AI Overview is the clearest example yet. It doesn’t just push your organic and paid listings down. It replaces the need for them altogether.
So while the AI might serve the user more quickly and contextually, it also bypasses your brand’s touchpoints entirely. That’s a big deal.
And then there’s data.
We’re not just losing visibility in the SERP. We’re losing visibility in our reporting. Search term data is increasingly vague. Attribution models are getting murkier. And without direct site visits, our first-party data strategies suffer.
This shift isn’t coincidental. It’s strategic. Google wins when it owns the whole funnel.

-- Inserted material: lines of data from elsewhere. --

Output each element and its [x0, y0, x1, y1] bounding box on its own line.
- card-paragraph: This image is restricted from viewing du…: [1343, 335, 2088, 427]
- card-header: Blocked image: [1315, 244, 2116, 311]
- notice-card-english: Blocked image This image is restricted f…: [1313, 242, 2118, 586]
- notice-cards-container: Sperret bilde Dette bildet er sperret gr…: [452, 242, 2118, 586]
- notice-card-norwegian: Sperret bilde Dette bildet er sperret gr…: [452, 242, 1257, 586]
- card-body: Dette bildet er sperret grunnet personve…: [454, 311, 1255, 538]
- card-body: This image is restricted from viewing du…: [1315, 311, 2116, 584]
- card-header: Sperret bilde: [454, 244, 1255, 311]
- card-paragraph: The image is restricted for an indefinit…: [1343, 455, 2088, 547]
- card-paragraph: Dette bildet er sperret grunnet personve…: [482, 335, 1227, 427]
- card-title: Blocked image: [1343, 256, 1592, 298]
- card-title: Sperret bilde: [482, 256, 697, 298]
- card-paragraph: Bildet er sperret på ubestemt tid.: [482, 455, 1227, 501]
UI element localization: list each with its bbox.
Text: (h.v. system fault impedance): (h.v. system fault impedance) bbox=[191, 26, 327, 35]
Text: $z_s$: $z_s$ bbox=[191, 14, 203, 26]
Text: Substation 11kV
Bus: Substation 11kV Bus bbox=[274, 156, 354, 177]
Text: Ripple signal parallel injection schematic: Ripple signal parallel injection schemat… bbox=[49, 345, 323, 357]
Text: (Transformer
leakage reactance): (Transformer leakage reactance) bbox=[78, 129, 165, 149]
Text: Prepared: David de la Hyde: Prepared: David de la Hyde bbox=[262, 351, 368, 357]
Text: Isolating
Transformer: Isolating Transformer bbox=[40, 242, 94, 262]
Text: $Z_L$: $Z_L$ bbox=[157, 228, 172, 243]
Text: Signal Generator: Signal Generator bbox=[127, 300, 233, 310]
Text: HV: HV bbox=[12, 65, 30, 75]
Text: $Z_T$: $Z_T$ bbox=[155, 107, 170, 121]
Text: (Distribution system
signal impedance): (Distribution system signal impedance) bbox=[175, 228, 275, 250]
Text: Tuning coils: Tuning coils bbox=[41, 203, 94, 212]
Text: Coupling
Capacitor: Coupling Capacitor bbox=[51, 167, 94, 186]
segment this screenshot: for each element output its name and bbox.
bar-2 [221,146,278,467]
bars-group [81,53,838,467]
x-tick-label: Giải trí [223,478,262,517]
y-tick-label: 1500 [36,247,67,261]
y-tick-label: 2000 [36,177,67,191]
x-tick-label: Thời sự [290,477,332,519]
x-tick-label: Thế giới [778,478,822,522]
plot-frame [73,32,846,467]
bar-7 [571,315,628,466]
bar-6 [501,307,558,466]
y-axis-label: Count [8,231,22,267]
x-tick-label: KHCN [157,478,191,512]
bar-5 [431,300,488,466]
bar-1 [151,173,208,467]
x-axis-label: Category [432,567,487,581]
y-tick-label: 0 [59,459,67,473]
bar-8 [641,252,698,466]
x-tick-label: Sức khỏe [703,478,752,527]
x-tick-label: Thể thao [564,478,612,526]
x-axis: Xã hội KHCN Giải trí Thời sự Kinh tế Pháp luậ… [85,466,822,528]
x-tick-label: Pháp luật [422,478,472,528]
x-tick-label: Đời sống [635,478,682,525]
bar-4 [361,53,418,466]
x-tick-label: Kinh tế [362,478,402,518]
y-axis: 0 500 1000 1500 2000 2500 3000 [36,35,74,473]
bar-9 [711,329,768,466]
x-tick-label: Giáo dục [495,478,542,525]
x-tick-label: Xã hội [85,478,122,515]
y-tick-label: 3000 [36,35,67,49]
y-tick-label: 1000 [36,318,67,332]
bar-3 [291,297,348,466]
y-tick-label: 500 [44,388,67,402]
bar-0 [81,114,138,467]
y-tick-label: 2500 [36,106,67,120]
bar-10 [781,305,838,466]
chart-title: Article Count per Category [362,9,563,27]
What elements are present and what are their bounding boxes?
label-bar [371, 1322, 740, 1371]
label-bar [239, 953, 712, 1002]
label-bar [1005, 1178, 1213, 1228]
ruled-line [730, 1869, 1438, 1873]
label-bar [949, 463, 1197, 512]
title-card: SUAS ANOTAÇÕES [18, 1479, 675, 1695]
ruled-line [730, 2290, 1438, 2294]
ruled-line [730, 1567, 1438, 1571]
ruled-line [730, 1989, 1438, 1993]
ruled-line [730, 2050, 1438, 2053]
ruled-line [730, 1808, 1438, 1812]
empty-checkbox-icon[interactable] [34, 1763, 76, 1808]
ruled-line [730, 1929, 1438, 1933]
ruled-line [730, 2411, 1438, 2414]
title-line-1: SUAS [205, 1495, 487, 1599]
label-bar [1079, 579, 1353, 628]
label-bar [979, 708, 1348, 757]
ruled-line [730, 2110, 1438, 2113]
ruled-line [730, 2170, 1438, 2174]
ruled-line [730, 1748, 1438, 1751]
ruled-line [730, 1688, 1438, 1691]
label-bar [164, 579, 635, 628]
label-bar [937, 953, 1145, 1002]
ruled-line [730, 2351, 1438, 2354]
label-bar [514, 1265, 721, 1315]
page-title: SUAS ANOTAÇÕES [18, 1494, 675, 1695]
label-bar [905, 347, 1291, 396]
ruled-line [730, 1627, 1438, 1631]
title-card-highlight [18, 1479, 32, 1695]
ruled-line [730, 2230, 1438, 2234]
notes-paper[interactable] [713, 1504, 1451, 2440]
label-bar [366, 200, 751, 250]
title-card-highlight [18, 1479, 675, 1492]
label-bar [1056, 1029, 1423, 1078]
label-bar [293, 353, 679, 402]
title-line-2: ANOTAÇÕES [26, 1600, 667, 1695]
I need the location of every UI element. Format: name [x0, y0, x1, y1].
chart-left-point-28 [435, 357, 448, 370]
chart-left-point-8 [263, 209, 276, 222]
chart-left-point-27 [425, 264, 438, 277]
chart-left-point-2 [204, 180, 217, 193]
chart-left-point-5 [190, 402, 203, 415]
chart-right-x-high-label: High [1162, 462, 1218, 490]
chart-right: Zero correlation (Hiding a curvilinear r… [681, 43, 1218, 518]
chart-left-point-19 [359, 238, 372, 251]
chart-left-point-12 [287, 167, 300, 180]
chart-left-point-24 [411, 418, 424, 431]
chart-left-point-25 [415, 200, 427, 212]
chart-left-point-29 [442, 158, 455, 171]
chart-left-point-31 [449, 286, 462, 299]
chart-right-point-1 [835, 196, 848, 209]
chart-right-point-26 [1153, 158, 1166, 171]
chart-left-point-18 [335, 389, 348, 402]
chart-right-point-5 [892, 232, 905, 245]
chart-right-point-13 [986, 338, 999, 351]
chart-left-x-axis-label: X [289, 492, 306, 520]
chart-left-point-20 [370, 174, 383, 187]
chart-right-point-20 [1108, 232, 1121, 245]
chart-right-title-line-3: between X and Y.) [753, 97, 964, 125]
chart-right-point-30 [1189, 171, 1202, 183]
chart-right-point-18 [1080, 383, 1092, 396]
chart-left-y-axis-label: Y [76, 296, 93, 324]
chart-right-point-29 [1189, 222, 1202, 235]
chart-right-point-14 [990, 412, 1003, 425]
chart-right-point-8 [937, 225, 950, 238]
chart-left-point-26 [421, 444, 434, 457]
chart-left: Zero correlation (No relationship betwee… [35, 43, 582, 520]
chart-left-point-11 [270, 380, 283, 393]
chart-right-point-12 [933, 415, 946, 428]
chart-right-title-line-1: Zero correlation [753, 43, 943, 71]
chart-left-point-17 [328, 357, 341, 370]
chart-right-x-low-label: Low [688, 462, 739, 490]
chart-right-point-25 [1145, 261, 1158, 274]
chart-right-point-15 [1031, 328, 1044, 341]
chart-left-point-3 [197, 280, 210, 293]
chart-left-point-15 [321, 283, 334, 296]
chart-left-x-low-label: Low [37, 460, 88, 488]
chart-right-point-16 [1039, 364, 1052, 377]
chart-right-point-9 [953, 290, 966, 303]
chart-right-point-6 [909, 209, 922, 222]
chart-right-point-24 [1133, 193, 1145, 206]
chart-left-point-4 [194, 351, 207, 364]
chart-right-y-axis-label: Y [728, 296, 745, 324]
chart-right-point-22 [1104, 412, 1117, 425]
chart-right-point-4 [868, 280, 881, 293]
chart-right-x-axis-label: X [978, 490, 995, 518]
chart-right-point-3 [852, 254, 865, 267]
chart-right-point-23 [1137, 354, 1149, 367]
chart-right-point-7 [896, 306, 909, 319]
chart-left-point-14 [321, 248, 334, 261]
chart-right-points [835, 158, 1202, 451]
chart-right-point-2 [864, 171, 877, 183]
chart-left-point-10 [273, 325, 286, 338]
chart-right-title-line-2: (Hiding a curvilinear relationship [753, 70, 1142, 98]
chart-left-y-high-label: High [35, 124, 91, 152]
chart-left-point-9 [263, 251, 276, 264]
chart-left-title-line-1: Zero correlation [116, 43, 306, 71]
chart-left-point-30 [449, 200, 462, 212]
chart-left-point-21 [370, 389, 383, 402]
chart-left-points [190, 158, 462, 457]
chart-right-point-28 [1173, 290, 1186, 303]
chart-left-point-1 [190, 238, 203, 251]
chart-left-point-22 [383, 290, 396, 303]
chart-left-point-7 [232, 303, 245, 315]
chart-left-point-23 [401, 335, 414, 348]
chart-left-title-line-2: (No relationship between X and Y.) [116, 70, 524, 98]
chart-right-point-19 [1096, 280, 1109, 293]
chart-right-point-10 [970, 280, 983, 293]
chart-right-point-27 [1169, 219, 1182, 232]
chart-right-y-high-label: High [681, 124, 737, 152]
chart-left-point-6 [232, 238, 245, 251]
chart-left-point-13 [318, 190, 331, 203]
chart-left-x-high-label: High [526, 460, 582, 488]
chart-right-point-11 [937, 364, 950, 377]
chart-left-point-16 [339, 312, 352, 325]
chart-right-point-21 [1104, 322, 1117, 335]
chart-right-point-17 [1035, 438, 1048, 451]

What the PPC Community is Saying
I’m not alone in thinking this.
From Reddit threads to LinkedIn breakdowns, the sentiment is cautious:
- Concern over search term transparency: Many worry that new campaign types will follow PMax’s footsteps in hiding actual search queries.
- Drop in CTRs: Ads within AI summaries are already impacting click-through rates.
- Automation without strategy: Some worry these tools are aspirational but not yet reliable without deep human oversight.
The mood is not negative. But it is skeptical. And that skepticism is healthy.
What Advertisers Can Do Now
We can’t opt out of these changes. So how do we stay effective?
1. Double Down on First-Party Data
If Google wants to keep users on its platforms, then we need to make every site visit count. That means email capture, event tracking, and CRM integrations.
2. Adapt Your Creative Strategy
Build assets specifically for in-platform usage. Think native. Think short-form. Think adaptable. The creative bar is rising.
3. Push for Transparency
Where you can, ask your Google reps the tough questions. Advocate for query-level insights. Push for better attribution modeling.
4. Diversify Your Channels
Don’t let Google own your entire funnel. Use Meta, TikTok, LinkedIn, even newsletters to create off-platform brand experiences.
5. Keep Testing, Keep Learning
Treat every new campaign type as a beta. Document your results. Share your learnings. Stay in community with other marketers.
Final Thought: Power or Prison?
Google’s updates are impressive. But they’re not neutral.
They tilt power away from advertisers and toward the platform. The more automated things get, the more we rely on Google’s judgment over our own.
That’s not inherently bad. But it’s risky. Especially if we stop questioning it.
We need to stay curious, stay creative, and stay in control of the parts of the journey we still can own. That means data. That means community. That means strategy.
Because in the end, standout results don’t come from full automation. They come from smart people using smart tools with purpose.
So what do you think? Are these changes empowering us or boxing us in? I’d love to hear your perspective.